FJRA a good bill worthy of passage

Bozeman Daily Chronicle

Montana Sen. Jon Tester’s Forest Jobs and Recreation Act was a good bill when it was first introduced in 2009, and it’s still a good bill today. A new Congress has breathed new life into this measure and maybe this time it has a chance.

Tester’s bill is the product of negotiations among representatives of the forest products industry, wilderness advocacy groups and other outdoor recreationists. The bill designates tens of thousands of acres of the Beaverhead-Deerlodge National Forest and Kootenai National Forest for mandated timber harvest over 15 years.
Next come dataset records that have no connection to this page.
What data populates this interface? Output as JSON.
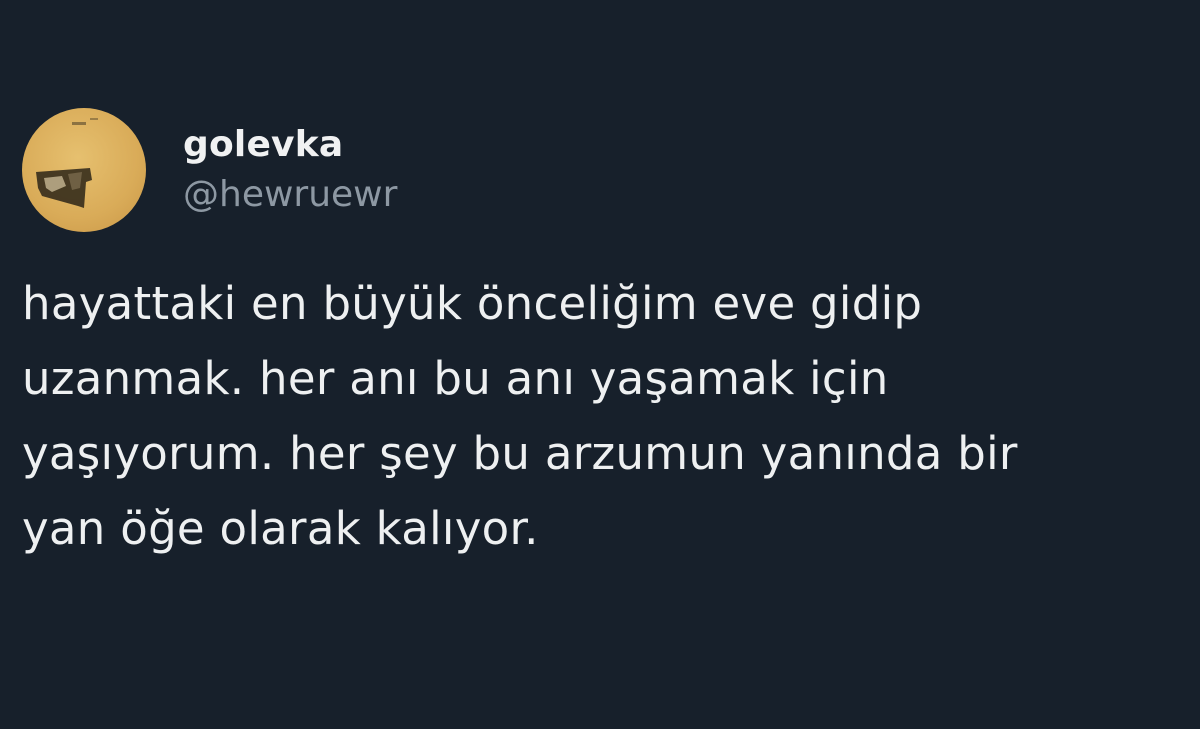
{
  "tweet": {
    "author": {
      "display_name": "golevka",
      "handle": "@hewruewr",
      "avatar_icon": "avatar-image"
    },
    "text": "hayattaki en büyük önceliğim eve gidip\nuzanmak. her anı bu anı yaşamak için\nyaşıyorum. her şey bu arzumun yanında bir\nyan öğe olarak kalıyor."
  },
  "colors": {
    "background": "#17202b",
    "text": "#eef0f1",
    "handle": "#8d98a3",
    "avatar": "#dcae5b"
  }
}
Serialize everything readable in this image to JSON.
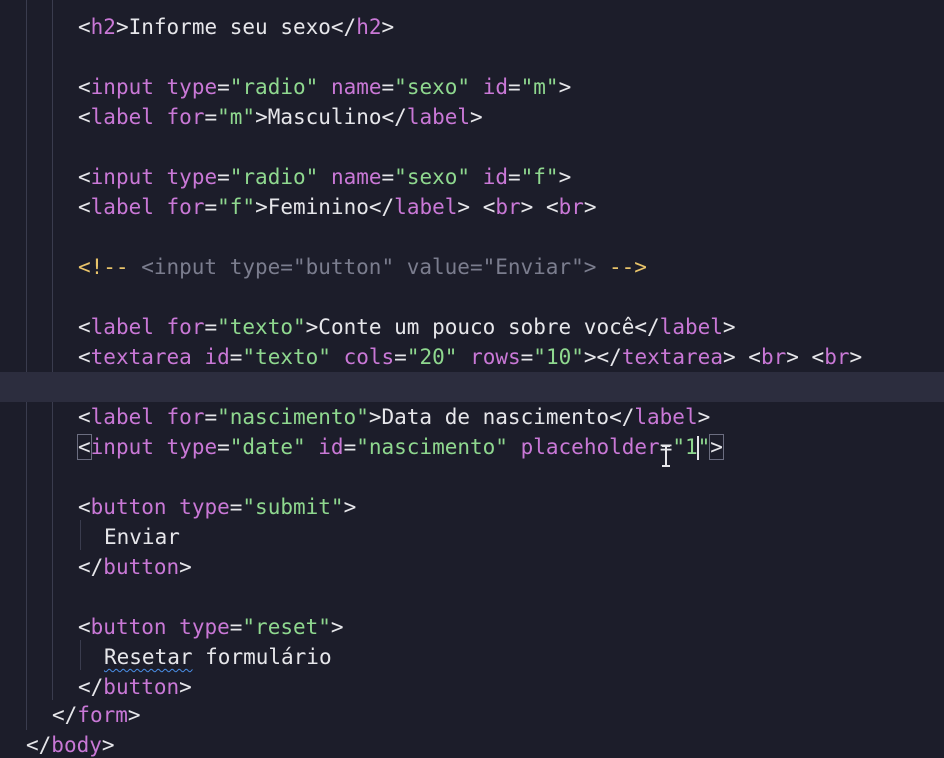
{
  "editor": {
    "language": "html",
    "active_line_index": 12,
    "colors": {
      "background": "#1c1d2a",
      "active_line": "#2c2d3e",
      "tag": "#c978d6",
      "string": "#8fd88f",
      "text": "#e6e6ea",
      "comment": "#7b7d8e",
      "comment_delimiter": "#e9c46a"
    },
    "lines": [
      {
        "tokens": [
          [
            "b",
            "<"
          ],
          [
            "tag",
            "h2"
          ],
          [
            "b",
            ">"
          ],
          [
            "text",
            "Informe seu sexo"
          ],
          [
            "b",
            "</"
          ],
          [
            "tag",
            "h2"
          ],
          [
            "b",
            ">"
          ]
        ]
      },
      {
        "tokens": []
      },
      {
        "tokens": [
          [
            "b",
            "<"
          ],
          [
            "tag",
            "input"
          ],
          [
            "text",
            " "
          ],
          [
            "attr",
            "type"
          ],
          [
            "eq",
            "="
          ],
          [
            "str",
            "\"radio\""
          ],
          [
            "text",
            " "
          ],
          [
            "attr",
            "name"
          ],
          [
            "eq",
            "="
          ],
          [
            "str",
            "\"sexo\""
          ],
          [
            "text",
            " "
          ],
          [
            "attr",
            "id"
          ],
          [
            "eq",
            "="
          ],
          [
            "str",
            "\"m\""
          ],
          [
            "b",
            ">"
          ]
        ]
      },
      {
        "tokens": [
          [
            "b",
            "<"
          ],
          [
            "tag",
            "label"
          ],
          [
            "text",
            " "
          ],
          [
            "attr",
            "for"
          ],
          [
            "eq",
            "="
          ],
          [
            "str",
            "\"m\""
          ],
          [
            "b",
            ">"
          ],
          [
            "text",
            "Masculino"
          ],
          [
            "b",
            "</"
          ],
          [
            "tag",
            "label"
          ],
          [
            "b",
            ">"
          ]
        ]
      },
      {
        "tokens": []
      },
      {
        "tokens": [
          [
            "b",
            "<"
          ],
          [
            "tag",
            "input"
          ],
          [
            "text",
            " "
          ],
          [
            "attr",
            "type"
          ],
          [
            "eq",
            "="
          ],
          [
            "str",
            "\"radio\""
          ],
          [
            "text",
            " "
          ],
          [
            "attr",
            "name"
          ],
          [
            "eq",
            "="
          ],
          [
            "str",
            "\"sexo\""
          ],
          [
            "text",
            " "
          ],
          [
            "attr",
            "id"
          ],
          [
            "eq",
            "="
          ],
          [
            "str",
            "\"f\""
          ],
          [
            "b",
            ">"
          ]
        ]
      },
      {
        "tokens": [
          [
            "b",
            "<"
          ],
          [
            "tag",
            "label"
          ],
          [
            "text",
            " "
          ],
          [
            "attr",
            "for"
          ],
          [
            "eq",
            "="
          ],
          [
            "str",
            "\"f\""
          ],
          [
            "b",
            ">"
          ],
          [
            "text",
            "Feminino"
          ],
          [
            "b",
            "</"
          ],
          [
            "tag",
            "label"
          ],
          [
            "b",
            ">"
          ],
          [
            "text",
            " "
          ],
          [
            "b",
            "<"
          ],
          [
            "tag",
            "br"
          ],
          [
            "b",
            ">"
          ],
          [
            "text",
            " "
          ],
          [
            "b",
            "<"
          ],
          [
            "tag",
            "br"
          ],
          [
            "b",
            ">"
          ]
        ]
      },
      {
        "tokens": []
      },
      {
        "tokens": [
          [
            "cd",
            "<!--"
          ],
          [
            "comment",
            " <input type=\"button\" value=\"Enviar\"> "
          ],
          [
            "cd",
            "-->"
          ]
        ]
      },
      {
        "tokens": []
      },
      {
        "tokens": [
          [
            "b",
            "<"
          ],
          [
            "tag",
            "label"
          ],
          [
            "text",
            " "
          ],
          [
            "attr",
            "for"
          ],
          [
            "eq",
            "="
          ],
          [
            "str",
            "\"texto\""
          ],
          [
            "b",
            ">"
          ],
          [
            "text",
            "Conte um pouco sobre você"
          ],
          [
            "b",
            "</"
          ],
          [
            "tag",
            "label"
          ],
          [
            "b",
            ">"
          ]
        ]
      },
      {
        "tokens": [
          [
            "b",
            "<"
          ],
          [
            "tag",
            "textarea"
          ],
          [
            "text",
            " "
          ],
          [
            "attr",
            "id"
          ],
          [
            "eq",
            "="
          ],
          [
            "str",
            "\"texto\""
          ],
          [
            "text",
            " "
          ],
          [
            "attr",
            "cols"
          ],
          [
            "eq",
            "="
          ],
          [
            "str",
            "\"20\""
          ],
          [
            "text",
            " "
          ],
          [
            "attr",
            "rows"
          ],
          [
            "eq",
            "="
          ],
          [
            "str",
            "\"10\""
          ],
          [
            "b",
            "></"
          ],
          [
            "tag",
            "textarea"
          ],
          [
            "b",
            ">"
          ],
          [
            "text",
            " "
          ],
          [
            "b",
            "<"
          ],
          [
            "tag",
            "br"
          ],
          [
            "b",
            ">"
          ],
          [
            "text",
            " "
          ],
          [
            "b",
            "<"
          ],
          [
            "tag",
            "br"
          ],
          [
            "b",
            ">"
          ]
        ]
      },
      {
        "tokens": []
      },
      {
        "tokens": [
          [
            "b",
            "<"
          ],
          [
            "tag",
            "label"
          ],
          [
            "text",
            " "
          ],
          [
            "attr",
            "for"
          ],
          [
            "eq",
            "="
          ],
          [
            "str",
            "\"nascimento\""
          ],
          [
            "b",
            ">"
          ],
          [
            "text",
            "Data de nascimento"
          ],
          [
            "b",
            "</"
          ],
          [
            "tag",
            "label"
          ],
          [
            "b",
            ">"
          ]
        ]
      },
      {
        "tokens": [
          [
            "bm",
            "<"
          ],
          [
            "tag",
            "input"
          ],
          [
            "text",
            " "
          ],
          [
            "attr",
            "type"
          ],
          [
            "eq",
            "="
          ],
          [
            "str",
            "\"date\""
          ],
          [
            "text",
            " "
          ],
          [
            "attr",
            "id"
          ],
          [
            "eq",
            "="
          ],
          [
            "str",
            "\"nascimento\""
          ],
          [
            "text",
            " "
          ],
          [
            "attr",
            "placeholder"
          ],
          [
            "eq",
            "="
          ],
          [
            "str",
            "\"1"
          ],
          [
            "caret",
            ""
          ],
          [
            "str",
            "\""
          ],
          [
            "bm",
            ">"
          ]
        ]
      },
      {
        "tokens": []
      },
      {
        "tokens": [
          [
            "b",
            "<"
          ],
          [
            "tag",
            "button"
          ],
          [
            "text",
            " "
          ],
          [
            "attr",
            "type"
          ],
          [
            "eq",
            "="
          ],
          [
            "str",
            "\"submit\""
          ],
          [
            "b",
            ">"
          ]
        ]
      },
      {
        "tokens": [
          [
            "text",
            "Enviar"
          ]
        ]
      },
      {
        "tokens": [
          [
            "b",
            "</"
          ],
          [
            "tag",
            "button"
          ],
          [
            "b",
            ">"
          ]
        ]
      },
      {
        "tokens": []
      },
      {
        "tokens": [
          [
            "b",
            "<"
          ],
          [
            "tag",
            "button"
          ],
          [
            "text",
            " "
          ],
          [
            "attr",
            "type"
          ],
          [
            "eq",
            "="
          ],
          [
            "str",
            "\"reset\""
          ],
          [
            "b",
            ">"
          ]
        ]
      },
      {
        "tokens": [
          [
            "sq",
            "Resetar"
          ],
          [
            "text",
            " formulário"
          ]
        ]
      },
      {
        "tokens": [
          [
            "b",
            "</"
          ],
          [
            "tag",
            "button"
          ],
          [
            "b",
            ">"
          ]
        ]
      },
      {
        "tokens": [
          [
            "b",
            "</"
          ],
          [
            "tag",
            "form"
          ],
          [
            "b",
            ">"
          ]
        ]
      },
      {
        "tokens": [
          [
            "b",
            "</"
          ],
          [
            "tag",
            "body"
          ],
          [
            "b",
            ">"
          ]
        ]
      }
    ]
  }
}
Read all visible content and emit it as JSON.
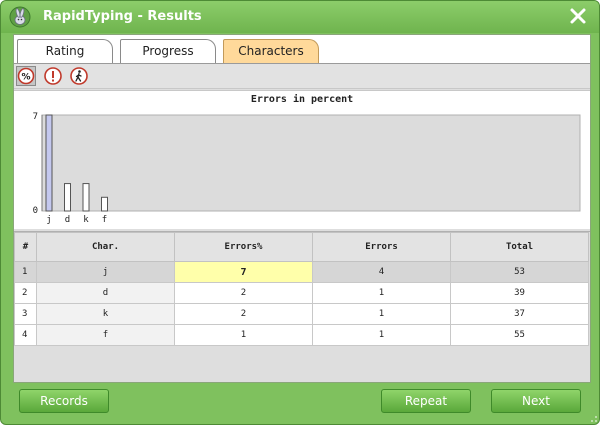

It also preserves other substantial areas as wilderness and sets aside still other areas for motorized or other mechanized recreation.

The timber harvest and recreation provisions in the bill have the potential to create thousands of jobs in the forest products and tourism industries. And just as importantly, it resolves a decades-old stalemate over the management of these public lands.

The bill has garnered widespread support from the business community and many industry and recreation groups. According to one poll, 72 percent of Montanans favor the idea. But extremists on both ends of the spectrum have consistently opposed the measure. And the billed stalled in the House of Representatives when then-Montana Rep. Dennis Rehberg opposed the bill.

First-term Rep. Steve Daines, the state’s only delegate to the House, is strongly urged to support the measure in this new Congress. With his backing, the bill could become law.

Deadlocks over the disposition of Montana’s public lands have prevented any significant action for decades. The Forest Jobs and Recreation Act deals with just two national forests. But as a product of compromise, the bill could serve as a template for the resolution of land management disputes throughout the state.

Ideologues on both sides of this issue need to realize that arguments aren’t won on the ends. They are won in the middle ground where compromise takes shape among independent-thinking voters. And that segment of the electorate is becoming increasingly disgusted with obstructionists.

We elect our leaders do accomplish things, not prevent things from getting done. And the Forest Jobs and Recreation Act is something worth doing.